BİLİM İLE İNSANLIĞIN GELECEĞİ ARASINDAKİ İLİŞKİ ÜZERİNE
Bilinen insanlık tarihindeki bilimsel gelişmelerin en hızlı olduğu dönemdeyiz. Ancak, bu son dönemlerdeki bilimsel çalışmalar, bilimcilik anlayışının tesiri altıda yapılmaktadır.
Bu sitede yayınladığımız “Bilim ve Bilimcilik” başlıklı makalemizde, bilim ve bilimcilik arasındaki farkları gözler önüne sermiştik. İlgili yazımızda geniş kapsamlı olarak irdelediğimiz farkları, çok kısa şekliyle ifade edersek; bilimcilik, bilime tapınmadır diyebiliriz.

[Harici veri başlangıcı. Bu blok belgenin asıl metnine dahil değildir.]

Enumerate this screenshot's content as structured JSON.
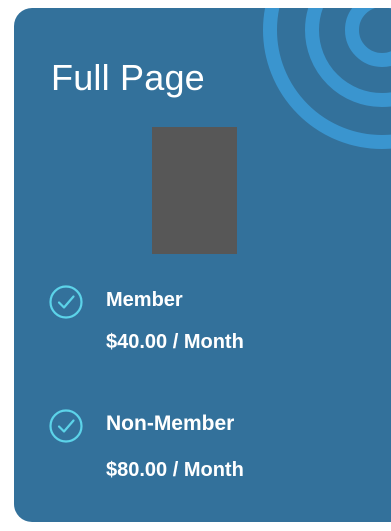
{
  "card": {
    "title": "Full Page",
    "image_placeholder_color": "#575757",
    "background_color": "#33719b",
    "accent_color": "#3aa0d8",
    "check_color": "#5cd3e9"
  },
  "plans": [
    {
      "name": "Member",
      "price": "$40.00 / Month",
      "icon": "check-circle-icon"
    },
    {
      "name": "Non-Member",
      "price": "$80.00 / Month",
      "icon": "check-circle-icon"
    }
  ]
}
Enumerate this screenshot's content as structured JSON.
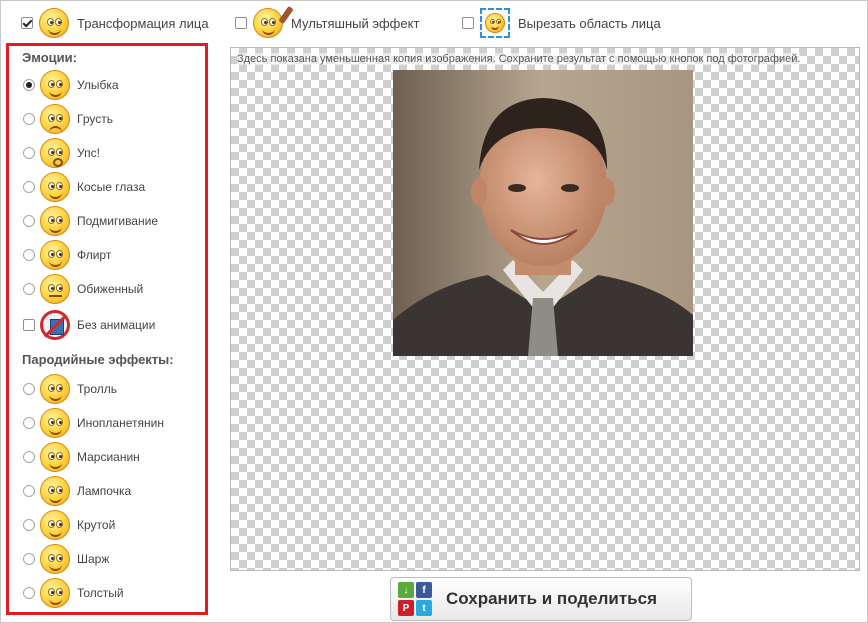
{
  "top_options": [
    {
      "label": "Трансформация лица",
      "checked": true,
      "icon": "face-transform-icon"
    },
    {
      "label": "Мультяшный эффект",
      "checked": false,
      "icon": "cartoon-effect-icon"
    },
    {
      "label": "Вырезать область лица",
      "checked": false,
      "icon": "crop-face-icon"
    }
  ],
  "emotions": {
    "title": "Эмоции:",
    "items": [
      {
        "label": "Улыбка",
        "selected": true,
        "icon": "smile-icon"
      },
      {
        "label": "Грусть",
        "selected": false,
        "icon": "sad-icon"
      },
      {
        "label": "Упс!",
        "selected": false,
        "icon": "oops-icon"
      },
      {
        "label": "Косые глаза",
        "selected": false,
        "icon": "cross-eyed-icon"
      },
      {
        "label": "Подмигивание",
        "selected": false,
        "icon": "wink-icon"
      },
      {
        "label": "Флирт",
        "selected": false,
        "icon": "flirt-icon"
      },
      {
        "label": "Обиженный",
        "selected": false,
        "icon": "offended-icon"
      }
    ],
    "no_animation": {
      "label": "Без анимации",
      "checked": false,
      "icon": "no-animation-icon"
    }
  },
  "parody": {
    "title": "Пародийные эффекты:",
    "items": [
      {
        "label": "Тролль",
        "selected": false,
        "icon": "troll-icon"
      },
      {
        "label": "Инопланетянин",
        "selected": false,
        "icon": "alien-icon"
      },
      {
        "label": "Марсианин",
        "selected": false,
        "icon": "martian-icon"
      },
      {
        "label": "Лампочка",
        "selected": false,
        "icon": "lightbulb-icon"
      },
      {
        "label": "Крутой",
        "selected": false,
        "icon": "cool-icon"
      },
      {
        "label": "Шарж",
        "selected": false,
        "icon": "caricature-icon"
      },
      {
        "label": "Толстый",
        "selected": false,
        "icon": "fat-icon"
      }
    ]
  },
  "preview": {
    "note": "Здесь показана уменьшенная копия изображения. Сохраните результат с помощью кнопок под фотографией."
  },
  "save_button": {
    "label": "Сохранить и поделиться"
  },
  "colors": {
    "highlight_border": "#e01b22",
    "checker": "#cfcfcf"
  }
}
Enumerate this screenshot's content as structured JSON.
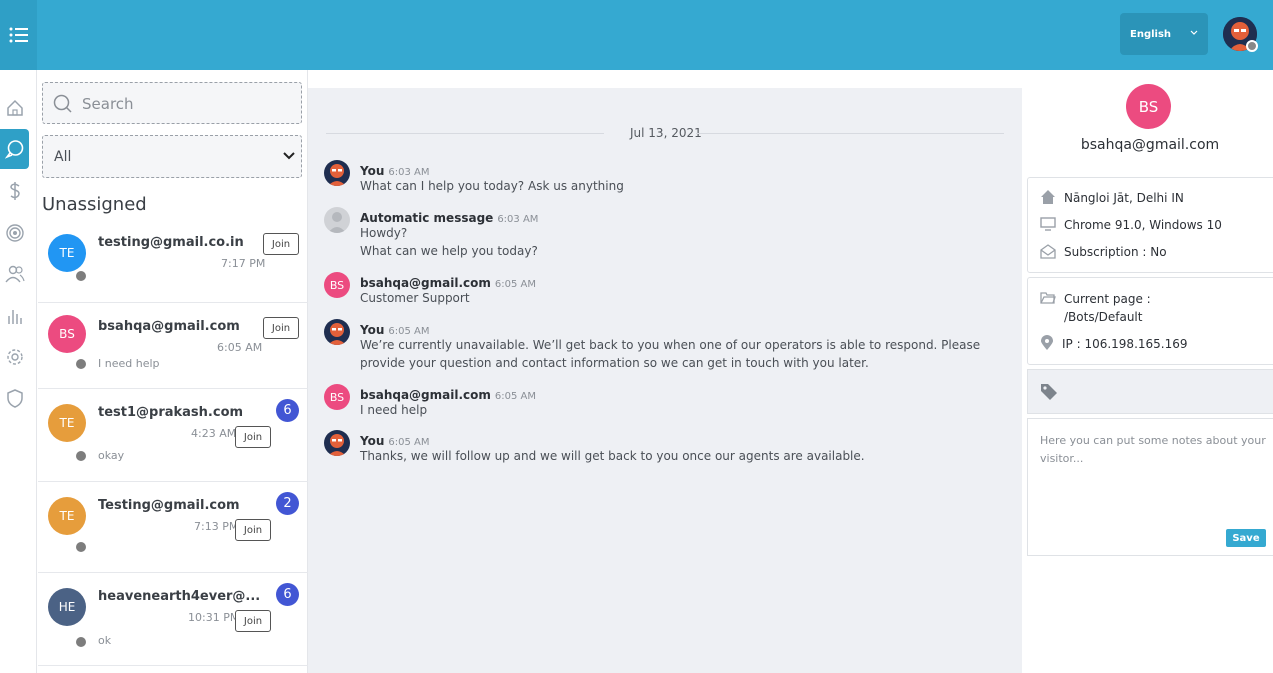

Bilimcilere göre bilim, insanlığın bütün sorunlarını çözecektir. Bu anlayışta olan bilimciler, bilimin dışında bir şey tanımazlar. Dolayısıyla, dine karşı oldukları gibi, bilgeliğe de karşıdırlar. Çünkü onlara göre, bilimin deney yapamadığı, ölçemediği ve tahmin yürütemediği şeyler, mevcut olamazlar. Bu sebeple, bilimsel kanunlara ve mantığa uygun olmayan şeyleri reddederler.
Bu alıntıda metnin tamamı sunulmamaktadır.